Relation between Product and Box Topology
Product and Box Topology
Product Topology
Let $\family {\struct {X_i, \tau_i} }_{i \mathop \in I}$ be an indexed family of topological spaces where $I$ is an arbitrary index set.
Let $\XX$ be the cartesian product of $\family {X_i}_{i \mathop \in I}$:
- $\ds \XX := \prod_{i \mathop \in I} X_i$
For each $i \in I$, let $\pr_i: \XX \to X_i$ denote the $i$th projection on $\XX$:
- $\forall \family {x_j}_{j \mathop \in I} \in \XX: \map {\pr_i} {\family {x_j}_{j \mathop \in I} } = x_i$
The product topology on $\XX$ is defined as the initial topology $\tau$ on $\XX$ with respect to $\family {\pr_i}_{i \mathop \in I}$.
That is, $\tau$ is the topology generated by:
- $\SS = \set {\pr_i^{-1} \sqbrk U: i \in I, U \in \tau_i}$
where $\pr_i^{-1} \sqbrk U$ denotes the preimage of $U$ under $\pr_i$.
Box Topology
Let $\family {\struct {X_i, \tau_i}}_{i \mathop \in I}$ be an $I$-indexed family of topological spaces.
Let $X$ be the cartesian product of $\family {X_i}_{i \mathop \in I}$, that is:
- $\ds X := \prod_{i \mathop \in I} X_i$
Define:
- $\ds \BB := \set {\prod_{i \mathop \in I} U_i: \forall i \in I: U_i \in \tau_i}$
Then $\BB$ is a synthetic basis on $X$, as shown on Basis for Box Topology.
The box topology on $X$ is defined as the topology $\tau$ generated by the synthetic basis $\BB$.
Relation between Product and Box Topology
Product Topology
- Product Space is Product in Category of Topological Spaces where it is shown that the product topology is the topology on the Cartesian product of topological spaces that defines the categorical product in the category of topological spaces.
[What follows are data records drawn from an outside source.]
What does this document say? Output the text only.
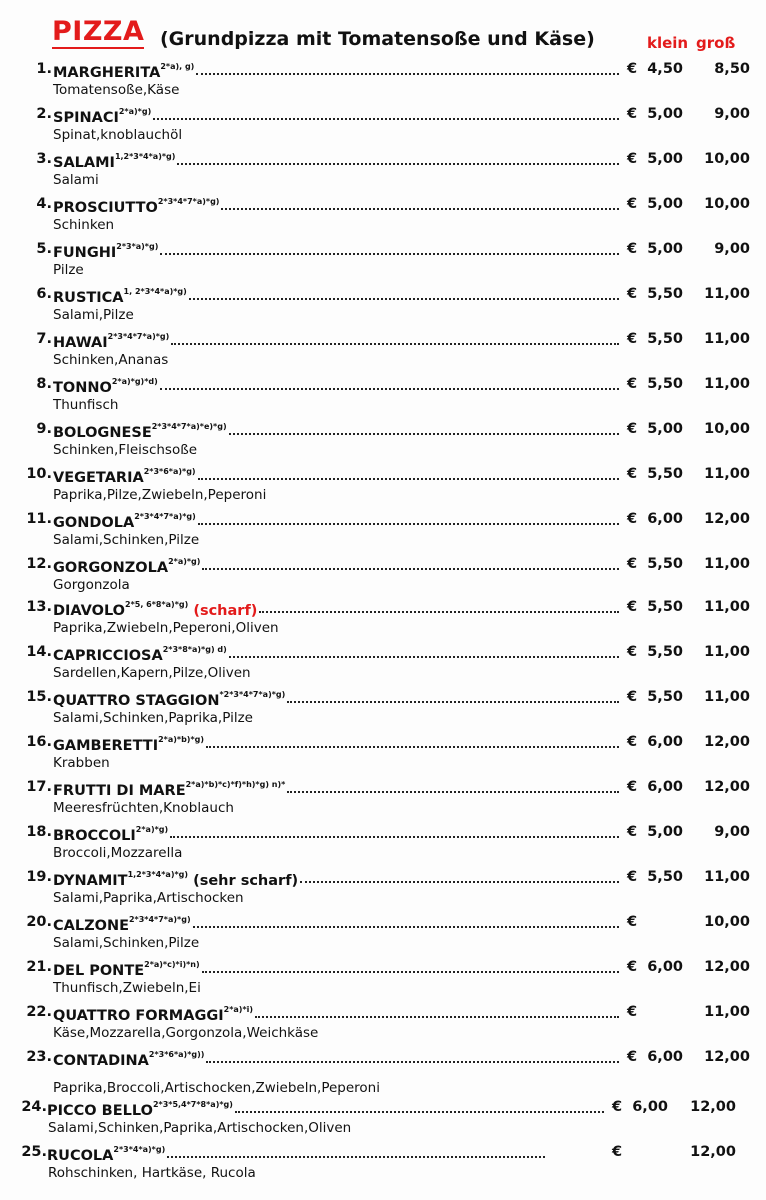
PIZZA (Grundpizza mit Tomatensoße und Käse)	klein groß
1. $MARGHERITA^{2*a), g)}$	€ 4,50	8,50
Tomatensoße,Käse
2. $SPINACI^{2*a)*g)}$	€ 5,00	9,00
Spinat,knoblauchöl
3. $SALAMI^{1,2*3*4*a)*g)}$	€ 5,00	10,00
Salami
4. $PROSCIUTTO^{2*3*4*7*a)*g)}$	€ 5,00	10,00
Schinken
5. $FUNGHI^{2*3*a)*g)}$	€ 5,00	9,00
Pilze
6. $RUSTICA^{1, 2*3*4*a)*g)}$	€ 5,50	11,00
Salami,Pilze
7. $HAWAI^{2*3*4*7*a)*g)}$	€ 5,50	11,00
Schinken,Ananas
8. $TONNO^{2*a)*g)*d)}$	€ 5,50	11,00
Thunfisch
9. $BOLOGNESE^{2*3*4*7*a)*e)*g)}$	€ 5,00	10,00
Schinken,Fleischsoße
10. $VEGETARIA^{2*3*6*a)*g)}$	€ 5,50	11,00
Paprika,Pilze,Zwiebeln,Peperoni
11. $GONDOLA^{2*3*4*7*a)*g)}$	€ 6,00	12,00
Salami,Schinken,Pilze
12. $GORGONZOLA^{2*a)*g)}$	€ 5,50	11,00
Gorgonzola
13. $DIAVOLO^{2*5, 6*8*a)*g)}$ (scharf)	€ 5,50	11,00
Paprika,Zwiebeln,Peperoni,Oliven
14. $CAPRICCIOSA^{2*3*8*a)*g) d)}$	€ 5,50	11,00
Sardellen,Kapern,Pilze,Oliven
15. QUATTRO $STAGGION^{*2*3*4*7*a)*g)}$	€ 5,50	11,00
Salami,Schinken,Paprika,Pilze
16. $GAMBERETTI^{2*a)*b)*g)}$	€ 6,00	12,00
Krabben
17. FRUTTI DI $MARE^{2*a)*b)*c)*f)*h)*g) n)*}$	€ 6,00	12,00
Meeresfrüchten,Knoblauch
18. $BROCCOLI^{2*a)*g)}$	€ 5,00	9,00
Broccoli,Mozzarella
19. $DYNAMIT^{1,2*3*4*a)*g)}$ (sehr scharf)	€ 5,50	11,00
Salami,Paprika,Artischocken
20. $CALZONE^{2*3*4*7*a)*g)}$	€	10,00
Salami,Schinken,Pilze
21. DEL $PONTE^{2*a)*c)*i)*n)}$	€ 6,00	12,00
Thunfisch,Zwiebeln,Ei
22. QUATTRO $FORMAGGI^{2*a)*i)}$	€	11,00
Käse,Mozzarella,Gorgonzola,Weichkäse
23. $CONTADINA^{2*3*6*a)*g))}$	€ 6,00	12,00
Paprika,Broccoli,Artischocken,Zwiebeln,Peperoni
24. PICCO $BELLO^{2*3*5,4*7*8*a)*g)}$	€ 6,00	12,00
Salami,Schinken,Paprika,Artischocken,Oliven
25. $RUCOLA^{2*3*4*a)*g)}$	€	12,00
Rohschinken, Hartkäse, Rucola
The product topology is therefore important in a categorical sense.
- Product Topology is Coarsest Topology such that Projections are Continuous where it is shown that the Product topology is the coarsest topology on the cartesian product of topological spaces for which the projections are continuous.
Natural Basis of Product Topology
- Natural Basis of Product Topology where it is shown that the natural basis on $X$ is the set $\BB$ of cartesian products of the form $\ds\prod_{i \mathop \in I} U_i$ where:
- for all $i \in I : U_i \in \tau_i$
- for all but finitely many indices $i : U_i = X_i$
- Natural Basis of Product Topology of Finite Product where it is shown that the natural basis on $\ds X = \prod_{k \mathop = 1}^n X_k$ is:
- $\BB = \set{\ds\prod_{k \mathop = 1}^n U_k : \forall k : U_k \in \tau_k}$
Box Topology
- Basis for Box Topology where it is shown that the extension of the characterisation of the natural basis for the Product topology on a finite cartesian product to an arbitrary product is a basis and therefore the box topology is a topology.
- Box Topology may not form Categorical Product in the Category of Topological Spaces, the box topology on the cartesian product of topological spaces does not always give us the categorical product in the category of topological spaces.
- Box Topology may not be Coarsest Topology such that Projections are Continuous where it is shown that the box topology is not in general the coarsest topology on the cartesian product of topological spaces for which the projections are continuous.
- Box Topology contains Product Topology where it is shown that the box topology is a finer topology than the product topology.
- Box Topology on Finite Product Space is Product Topology where it is shown that the box topology and the product topology are the same topology on a finite cartesian product of topological spaces. So the box topology is only of interest for an arbitrary or infinite product of topological spaces.